A list of embedding models to evaluate. Each model is an object with the following properties:

  • type: The provider of the model. Can be fastembed, huggingface, sentence_transformers, or api.
  • name: The official model name (e.g., "intfloat/multilingual-e5-large").
  • dimensions: The embedding dimension of the model.
  • base_url (for api type): The base URL of the embedding API endpoint.
  • timeout (for api type, optional): The request timeout in seconds.

General & Database Settings

  • similarity_threshold: A float between 0.0 and 1.0. In the t-SNE visualization, points with a similarity score above this threshold will be highlighted.
  • output_dir: The directory where reports will be saved (default is "reports").
  • database.intelligent_quantization: If true, enables optimizations to reduce the database size by storing numerical data in more efficient formats.

multiprocessing

Configure settings for parallel processing to speed up computations.

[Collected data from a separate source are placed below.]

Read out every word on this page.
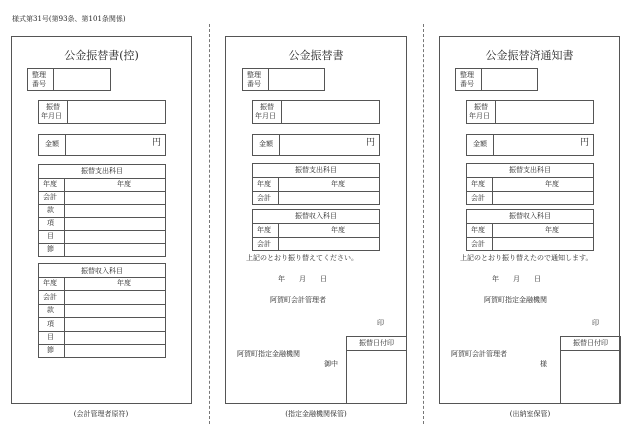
様式第31号(第93条、第101条関係)
公金振替書(控)
整理
番号
振替
年月日
金額	円
振替支出科目
年度	年度
会計
款
項
目
節
振替収入科目
年度	年度
会計
款
項
目
節
(会計管理者原符)
公金振替書
整理
番号
振替
年月日
金額	円
振替支出科目
年度	年度
会計
振替収入科目
年度	年度
会計
上記のとおり振り替えてください。
年　　月　　日
阿賀町会計管理者
印
振替日付印
阿賀町指定金融機関
御中
(指定金融機関保管)
公金振替済通知書
整理
番号
振替
年月日
金額	円
振替支出科目
年度	年度
会計
振替収入科目
年度	年度
会計
上記のとおり振り替えたので通知します。
年　　月　　日
阿賀町指定金融機関
印
振替日付印
阿賀町会計管理者
様
(出納室保管)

  • max_workers_api / max_workers_local: The number of parallel workers for API-based and local models.
  • embedding_batch_size_api / embedding_batch_size_local: The number of texts to process in a single batch for embedding generation.

Key Features

  • Smart Grid Search: Intelligently optimizes parameter combinations by avoiding redundant calculations for chunking strategies that don't use chunk_size/overlap parameters (like nltk and spacy). This can reduce grid search time by up to 40%.
  • Broad Model Support: Interfaces with multiple embedding providers, including local models (Hugging Face, FastEmbed, SentenceTransformers) and API-based services.
  • Versatile Chunking: Implements various chunking methods:
    • Parameter-sensitive: langchain, raw, semchunk (use chunk_size and chunk_overlap)
    • Parameter-insensitive: nltk, spacy (sentence-based, ignore chunk parameters)
  • Multiple Similarity Metrics: Supports cosine, euclidean, manhattan, dot_product, and chebyshev.
  • Focused Evaluation Metrics: Uses silhouette score with intra/inter-cluster distance decomposition and embedding computation time tracking for efficient quality assessment.
  • Resumable & Cached: Caches embeddings and t-SNE results in a SQLite database to accelerate subsequent runs and allows resuming interrupted workflows seamlessly.
  • Robust Database Management: Uses SQLAlchemy ORM for reliable, efficient, and structured data storage in SQLite.
  • Intelligent Database Quantization: Automatically reduces database size by storing numerical data (like embeddings and similarities) in more efficient formats (e.g., float16).
  • Rich Reporting: Produces detailed comparison charts, CSV exports, and a standalone interactive web interface (single HTML file) with heatmaps and t-SNE visualizations. No external server or complex setup required to view results.

License

This project is licensed under the MIT License. See the LICENSE file for details.